43081j commented 7 months ago

basically the pattern we use in our projects are roughly this (off the top of my head so not exactly the code from our repos):

class FooElement extends HTMLElement {
  constructor() {
    this._observer = new MutationObserver((change) =>
      this._onChildrenChanged(change));
  }

  _onChildrenChanged(change?) {
    // do things now that child nodes changed
    // if `change` is nullish, treat it as if all children changed
  }

  connectedCallback() {
    this._onChildrenChanged(); // Call it immediately for any already-appended children

    this._observer.observe(this); // Observe the light DOM from now on
  }
}

the examples of "correct code" in the docs are meant to be simple though. so if we end up having to document a more complex example like this, im skeptical of if we should even keep it

it may just not be worth mentioning mutation observer, or we do a cut down version of this example

silverwind commented 7 months ago

Thanks, I see you are using the same basic concept I do, the only difference is that you call _onChildrenChanged unconditionally while I actually verify presence of at least one child, because in my case my component has one mandatory child element.

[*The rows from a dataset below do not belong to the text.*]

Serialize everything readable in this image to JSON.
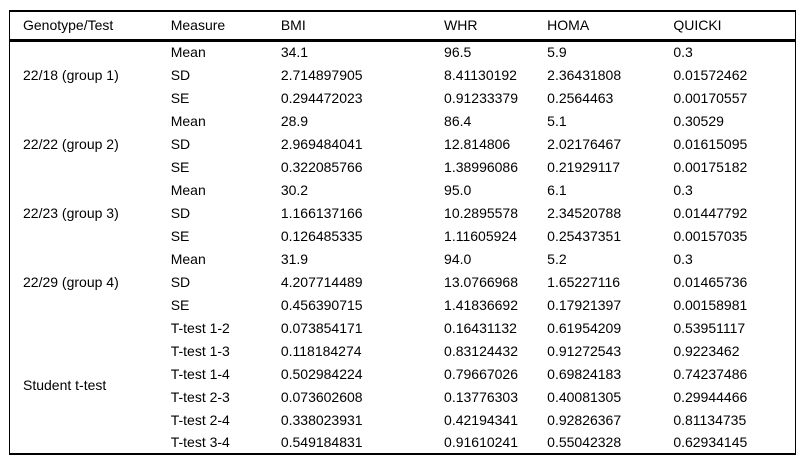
{
  "table": {
    "columns": [
      "Genotype/Test",
      "Measure",
      "BMI",
      "WHR",
      "HOMA",
      "QUICKI"
    ],
    "groups": [
      {
        "label": "22/18 (group 1)",
        "rows": [
          {
            "measure": "Mean",
            "values": [
              "34.1",
              "96.5",
              "5.9",
              "0.3"
            ]
          },
          {
            "measure": "SD",
            "values": [
              "2.714897905",
              "8.41130192",
              "2.36431808",
              "0.01572462"
            ]
          },
          {
            "measure": "SE",
            "values": [
              "0.294472023",
              "0.91233379",
              "0.2564463",
              "0.00170557"
            ]
          }
        ]
      },
      {
        "label": "22/22 (group 2)",
        "rows": [
          {
            "measure": "Mean",
            "values": [
              "28.9",
              "86.4",
              "5.1",
              "0.30529"
            ]
          },
          {
            "measure": "SD",
            "values": [
              "2.969484041",
              "12.814806",
              "2.02176467",
              "0.01615095"
            ]
          },
          {
            "measure": "SE",
            "values": [
              "0.322085766",
              "1.38996086",
              "0.21929117",
              "0.00175182"
            ]
          }
        ]
      },
      {
        "label": "22/23 (group 3)",
        "rows": [
          {
            "measure": "Mean",
            "values": [
              "30.2",
              "95.0",
              "6.1",
              "0.3"
            ]
          },
          {
            "measure": "SD",
            "values": [
              "1.166137166",
              "10.2895578",
              "2.34520788",
              "0.01447792"
            ]
          },
          {
            "measure": "SE",
            "values": [
              "0.126485335",
              "1.11605924",
              "0.25437351",
              "0.00157035"
            ]
          }
        ]
      },
      {
        "label": "22/29 (group 4)",
        "rows": [
          {
            "measure": "Mean",
            "values": [
              "31.9",
              "94.0",
              "5.2",
              "0.3"
            ]
          },
          {
            "measure": "SD",
            "values": [
              "4.207714489",
              "13.0766968",
              "1.65227116",
              "0.01465736"
            ]
          },
          {
            "measure": "SE",
            "values": [
              "0.456390715",
              "1.41836692",
              "0.17921397",
              "0.00158981"
            ]
          }
        ]
      },
      {
        "label": "Student t-test",
        "rows": [
          {
            "measure": "T-test 1-2",
            "values": [
              "0.073854171",
              "0.16431132",
              "0.61954209",
              "0.53951117"
            ]
          },
          {
            "measure": "T-test 1-3",
            "values": [
              "0.118184274",
              "0.83124432",
              "0.91272543",
              "0.9223462"
            ]
          },
          {
            "measure": "T-test 1-4",
            "values": [
              "0.502984224",
              "0.79667026",
              "0.69824183",
              "0.74237486"
            ]
          },
          {
            "measure": "T-test 2-3",
            "values": [
              "0.073602608",
              "0.13776303",
              "0.40081305",
              "0.29944466"
            ]
          },
          {
            "measure": "T-test 2-4",
            "values": [
              "0.338023931",
              "0.42194341",
              "0.92826367",
              "0.81134735"
            ]
          },
          {
            "measure": "T-test 3-4",
            "values": [
              "0.549184831",
              "0.91610241",
              "0.55042328",
              "0.62934145"
            ]
          }
        ]
      }
    ]
  }
}
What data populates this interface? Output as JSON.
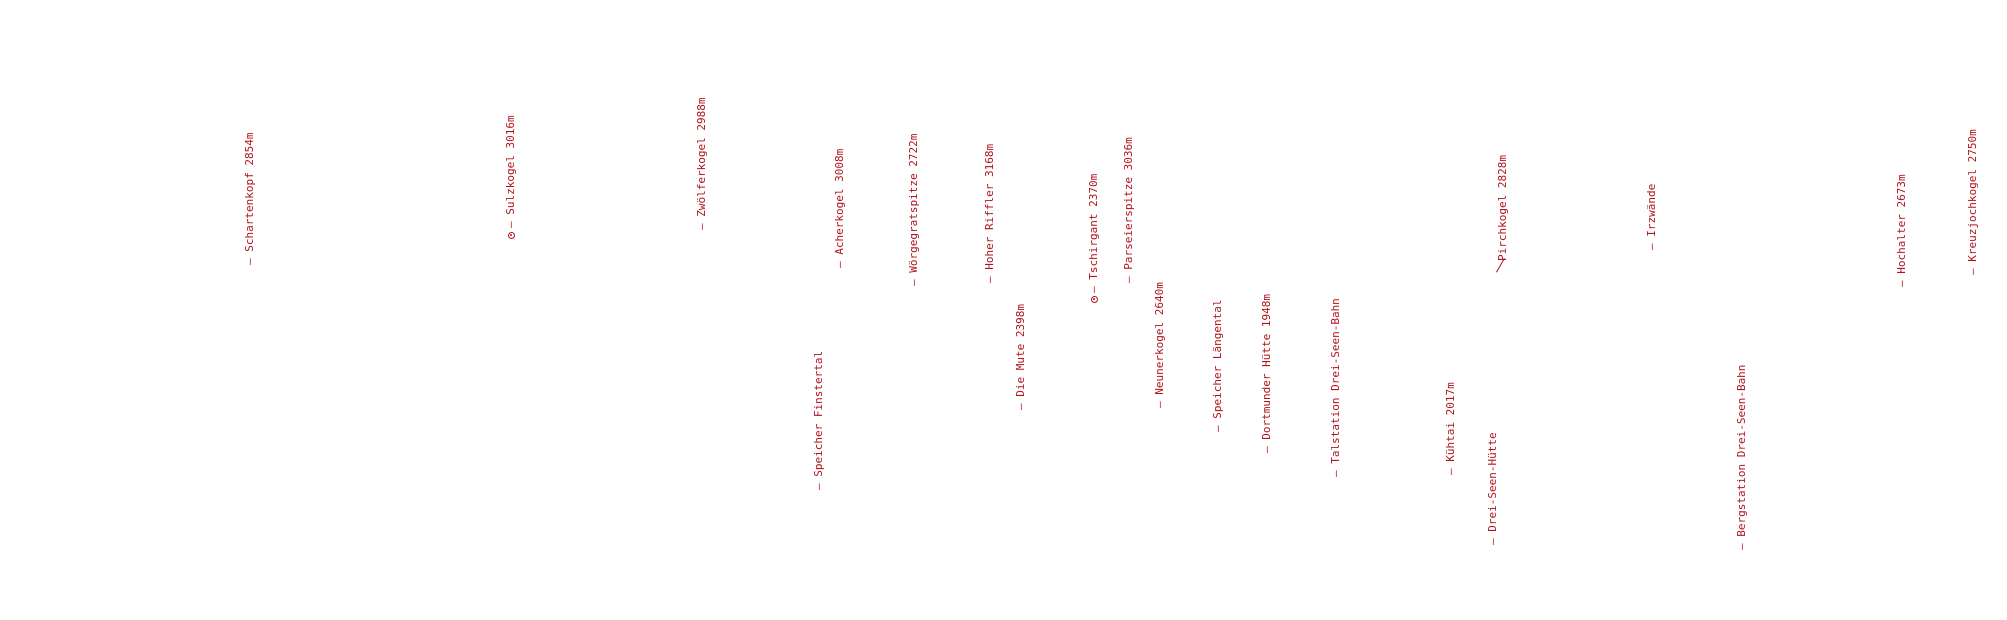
{
  "labels": [
    {
      "id": "schartenkopf",
      "text": "— Schartenkopf 2854m"
    },
    {
      "id": "sulzkogel",
      "text": "— Sulzkogel 3016m"
    },
    {
      "id": "zwoelferkogel",
      "text": "— Zwölferkogel 2988m"
    },
    {
      "id": "speicher-finstertal",
      "text": "— Speicher Finstertal"
    },
    {
      "id": "acherkogel",
      "text": "— Acherkogel 3008m"
    },
    {
      "id": "woergegratspitze",
      "text": "— Wörgegratspitze 2722m"
    },
    {
      "id": "hoher-riffler",
      "text": "— Hoher Riffler 3168m"
    },
    {
      "id": "die-mute",
      "text": "— Die Mute 2398m"
    },
    {
      "id": "tschirgant",
      "text": "— Tschirgant 2370m"
    },
    {
      "id": "parseierspitze",
      "text": "— Parseierspitze 3036m"
    },
    {
      "id": "neunerkogel",
      "text": "— Neunerkogel 2640m"
    },
    {
      "id": "speicher-laengental",
      "text": "— Speicher Längental"
    },
    {
      "id": "dortmunder-huette",
      "text": "— Dortmunder Hütte 1948m"
    },
    {
      "id": "talstation-drei-seen-bahn",
      "text": "— Talstation Drei-Seen-Bahn"
    },
    {
      "id": "kuehtai",
      "text": "— Kühtai 2017m"
    },
    {
      "id": "drei-seen-huette",
      "text": "— Drei-Seen-Hütte"
    },
    {
      "id": "pirchkogel",
      "text": "Pirchkogel 2828m"
    },
    {
      "id": "irzwaende",
      "text": "— Irzwände"
    },
    {
      "id": "bergstation-drei-seen-bahn",
      "text": "— Bergstation Drei-Seen-Bahn"
    },
    {
      "id": "hochalter",
      "text": "— Hochalter 2673m"
    },
    {
      "id": "kreuzjochkogel",
      "text": "— Kreuzjochkogel 2750m"
    }
  ]
}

Your method would trigger _onChildrenChanged even when there was no actual change to children, for example when there are none.

BTW, as seen in https://github.com/WICG/webcomponents/issues/809, it is a popuplar request for the standard to include a lifecycle callback once children are available, but so far there has been no movement on it. Honstly I'm really surprised that such basic functionality is missing in the standard.

keithamus commented 7 months ago

BTW, as seen in WICG/webcomponents#809, it is a popuplar request for the standard to include a lifecycle callback once children are available, but so far there has been no movement on it. Honstly I'm really surprised that such basic functionality is missing in the standard.

The main reason is that people cannot decide how to correctly approach it. There is debate on whether or not elements deferring their logic until they see their closing tag is an anti-pattern. And for cases other than that, it seems there are multiple ways a component can consider doing setup: using a MutationObserver or deferring work until some event is fired.